Think carbon dioxide, the most abundant heat-trapping climate change gas in the sky. It’s the main cause of climate change and we produce lots of it in our kitchens. In the American home, the kitchen uses 25% of the electricity. When we shop, cook, and wash, we indirectly or directly use carbon-based energy sources (natural gas, oil/gasoline, and coal). Reducing your Carbon Footprint in the kitchen is a huge green step—this means reducing your energy use.
Focus on your refrigerator:
Your refrigerator, freezer, oven, and dishwasher account for the bulk of the energy consumed in your kitchen. The refrigerator is the top user, consuming 51% of all kitchen energy. The oven/stove accounts for about 18%, the freezer 13%, and dishwasher 10%.
Your best green move—if you have an old refrigerator and you can afford it, buy an Energy Star rated, fuel efficient model.

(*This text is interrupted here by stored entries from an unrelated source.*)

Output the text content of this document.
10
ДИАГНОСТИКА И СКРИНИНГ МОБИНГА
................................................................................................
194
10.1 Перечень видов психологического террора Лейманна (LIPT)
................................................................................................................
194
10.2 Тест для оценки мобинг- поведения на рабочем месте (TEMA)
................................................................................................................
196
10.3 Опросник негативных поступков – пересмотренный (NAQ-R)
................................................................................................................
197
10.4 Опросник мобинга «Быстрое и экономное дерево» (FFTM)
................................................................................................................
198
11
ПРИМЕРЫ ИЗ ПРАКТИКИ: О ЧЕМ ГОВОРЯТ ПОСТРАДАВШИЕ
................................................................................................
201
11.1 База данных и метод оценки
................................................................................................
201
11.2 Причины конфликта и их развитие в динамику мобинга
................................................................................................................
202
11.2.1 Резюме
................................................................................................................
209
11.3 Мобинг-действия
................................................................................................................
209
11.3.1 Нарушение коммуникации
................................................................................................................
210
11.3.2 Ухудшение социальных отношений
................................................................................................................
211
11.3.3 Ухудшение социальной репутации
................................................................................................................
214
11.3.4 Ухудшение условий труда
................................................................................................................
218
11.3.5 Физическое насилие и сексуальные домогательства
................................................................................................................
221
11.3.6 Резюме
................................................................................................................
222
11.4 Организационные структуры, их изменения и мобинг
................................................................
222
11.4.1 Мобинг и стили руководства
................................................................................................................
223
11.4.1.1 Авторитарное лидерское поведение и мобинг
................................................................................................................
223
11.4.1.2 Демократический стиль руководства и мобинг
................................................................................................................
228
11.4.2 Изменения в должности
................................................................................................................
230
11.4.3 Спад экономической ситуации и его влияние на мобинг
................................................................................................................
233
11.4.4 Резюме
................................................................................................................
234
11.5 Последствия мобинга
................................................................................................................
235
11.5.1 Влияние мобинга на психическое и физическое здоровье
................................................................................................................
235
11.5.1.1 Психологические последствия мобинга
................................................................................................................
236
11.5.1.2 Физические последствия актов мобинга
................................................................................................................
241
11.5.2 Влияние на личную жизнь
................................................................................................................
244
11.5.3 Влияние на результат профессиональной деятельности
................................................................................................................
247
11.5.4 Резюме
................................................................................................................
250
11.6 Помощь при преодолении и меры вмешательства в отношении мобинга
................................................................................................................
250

Keep a thermometer in the refrigerator and adjust the temperature to stay between 39-40 degrees F. Food needs to be stored at below 40 to prevent germ growth but lower than 39 is a waste of electricity. Keep a thermometer in your fridge. Your temperature gauge will need to be turned up or down in the summer or winter to maintain a constant temperature inside the refrigerator.
Do not overcrowd your refrigerator. If the refrigerator is too full it will take extra electricity to keep temperatures down.
Defrost whenever you see any ice build up.
Make sure your refrigerator seal is air tight. To check: open the door, put a piece of paper in the door jam, and close. If the paper slips out, the seal is old and should be replaced.
Keep your coils free of dust. These are on the back of the fridge. To keep them clean you need to pull the fridge away from the wall and vacuum them.